Dalam konteks itulah, perlu ada satu terobosan baru untuk melampaui perhutanan sosial ala Jokowi. Terobosan tersebut dapat kita lakukan dengan belajar dari keberhasilan lahirnya Undang-Undang Desa. Salah satu bagian UU Desa adalah upaya mentransfer dana dari pemerintah pusat ke desa. Dalam konteks pengelolaan hutan, perlu ada upaya untuk melakukan "transfer aset" dari pemerintah pusat kepada pemerintah desa dengan memberikan hak pengelolaan hutan kepada desa.
Lantas, mengapa dapat dipercaya untuk mengelola hutan? Berdasarkan policy brief Koalisi Pemulihan Hutan (KPH) Jawa, terdapat beberapa alasan agar pemerintah mengeluarkan kebijakan tersebut. Pertama, desa merupakan institusi yang bersifat permanen untuk mengurus dan melayani kehidupan masyarakatnya.
Kedua, desa merupakan manifestasi representasi masyarakat dari waktu ke waktu pengelolaannya, khususnya dalam bidang demokratisasi desa. Maka, diasumsikan desa akan mampu menjadi agen untuk mendistribusikan pemanfaatan pengelolaan sumber daya di wilayahnya, termasuk hutan.
Ketiga, desa adalah institusi yang memiliki sumber daya pendanaan. Hal ini sejalan dengan Peraturan Menteri Desa Nomor 16 Tahun 2018 tentang Prioritas Penggunaan Dana Desa Tahun 2019 yang menyebut perhutanan sosial sebagai salah satu kegiatan prioritas dari anggaran desa.
Nantinya, dengan lahirnya kebijakan baru tersebut, setidaknya terdapat dua manfaat besar. Pertama, target reforma agraria dan perhutanan sosial dapat lebih terlaksana dengan cepat, bahkan melampaui target yang diinginkan. Kondisi ini dapat terjadi karena desa mempunyai suprastruktur kekuasaan pemerintah yang dapat dengan cepat menjalankan amanah tersebut.

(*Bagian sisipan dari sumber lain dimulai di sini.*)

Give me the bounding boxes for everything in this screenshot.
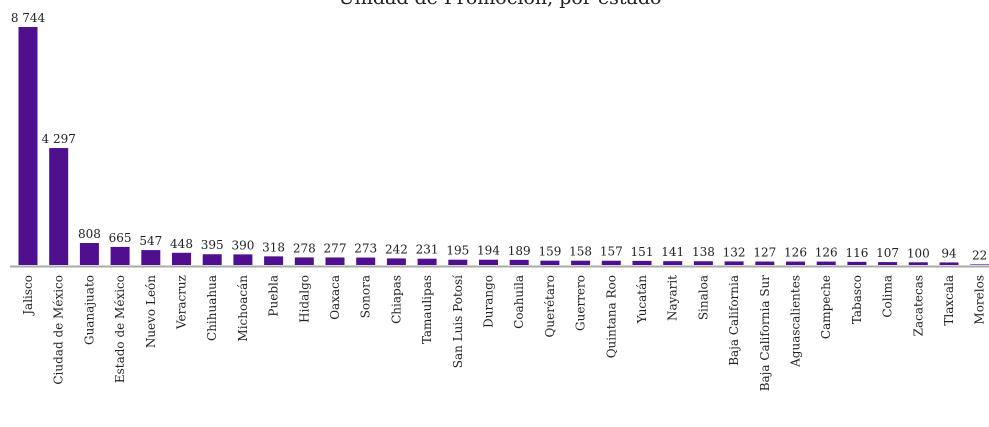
x-tick-label: Michoacán [236,275,250,342]
value-label: 100 [907,246,930,260]
value-label: 138 [692,245,715,259]
value-label: 158 [569,245,592,259]
bar [386,258,406,265]
bar [356,257,376,265]
value-label: 132 [723,245,746,259]
x-tick-label: Sonora [359,275,373,318]
bar [540,260,560,265]
bar [693,261,713,265]
bar [141,250,161,265]
value-label: 126 [815,246,838,260]
value-label: 141 [661,245,684,259]
value-label: 159 [538,245,561,259]
value-label: 94 [941,246,957,260]
bar [724,261,744,265]
value-label: 277 [324,241,347,255]
value-label: 273 [354,242,377,256]
value-label: 665 [109,231,132,245]
x-tick-label: Baja California Sur [758,275,772,392]
bar [509,259,529,265]
x-tick-label: Tamaulipas [420,275,434,344]
x-tick-label: Nuevo León [144,275,158,348]
x-tick-label: Durango [482,275,496,328]
bar [601,260,621,265]
bar [816,261,836,265]
bar [970,264,989,265]
value-label: 242 [385,242,408,256]
x-tick-label: Puebla [267,275,281,317]
value-label: 808 [78,227,101,241]
bar [202,254,222,265]
value-label: 22 [972,248,987,262]
x-tick-label: Tabasco [850,275,864,324]
x-tick-label: Quintana Roo [604,275,618,358]
value-label: 4 297 [42,132,76,146]
bar [233,254,253,265]
value-label: 157 [600,245,623,259]
bar [939,262,959,265]
x-tick-label: Ciudad de México [52,275,66,385]
bar [325,257,345,265]
x-tick-label: Guanajuato [82,275,96,345]
x-tick-label: Chiapas [389,275,403,324]
x-tick-label: Campeche [819,275,833,339]
bar [878,262,898,265]
x-tick-label: Nayarit [666,275,680,321]
bar [479,259,498,265]
x-tick-label: Baja California [727,275,741,366]
x-tick-label: Morelos [973,275,987,325]
bar [294,257,314,265]
chart-title: Unidad de Promoción, por estado [339,0,662,9]
x-tick-label: Zacatecas [911,275,925,336]
bar [172,252,191,265]
bar [49,148,69,265]
bar [847,261,867,265]
x-tick-label: Jalisco [21,275,35,317]
value-label: 107 [876,246,899,260]
x-tick-label: San Luis Potosí [451,275,465,368]
x-tick-label: Oaxaca [328,275,342,320]
value-label: 390 [231,238,254,252]
x-tick-label: Aguascalientes [789,275,803,368]
value-label: 151 [631,245,654,259]
value-label: 126 [784,246,807,260]
x-tick-label: Yucatán [635,275,649,324]
value-label: 116 [845,246,868,260]
bar [786,261,805,265]
bar [908,262,928,265]
x-tick-label: Colima [881,275,895,318]
bar [755,261,775,265]
x-tick-label: Tlaxcala [942,275,956,326]
bar [663,261,683,265]
x-tick-label: Veracruz [175,275,189,330]
bar [571,260,591,265]
value-label: 278 [293,241,316,255]
value-label: 195 [446,244,469,258]
x-tick-label: Estado de México [113,275,127,383]
bar [18,27,38,265]
value-label: 231 [416,243,439,257]
value-label: 395 [201,238,224,252]
bar [632,260,652,265]
x-tick-label: Querétaro [543,275,557,337]
bar [448,259,468,265]
value-label: 189 [508,244,531,258]
x-tick-label: Hidalgo [297,275,311,323]
value-label: 194 [477,244,500,258]
bar [79,243,99,265]
value-label: 448 [170,237,193,251]
bar [110,246,130,265]
x-tick-label: Coahuila [512,275,526,329]
value-label: 318 [262,240,285,254]
value-label: 547 [139,234,162,248]
bar [264,256,284,265]
x-tick-label: Chihuahua [205,275,219,341]
x-tick-label: Guerrero [574,275,588,331]
value-label: 8 744 [11,11,46,25]
x-tick-label: Sinaloa [696,275,710,320]
value-label: 127 [753,246,776,260]
bar [417,258,437,265]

Kedua, dengan adanya pengelolaan hutan oleh desa, seperti halnya transfer dana dari pusat ke desa yang mampu membuat desa lebih bergeliat dan mampu menjadikan banyak inovasi, transfer aset dalam hal ini pengelolaan hutan dari pemerintah pusat kepada desa akan mempercepat pergerakan ekonomi di desa dan memunculkan inovasi-inovasi dalam pengelolaan hutan.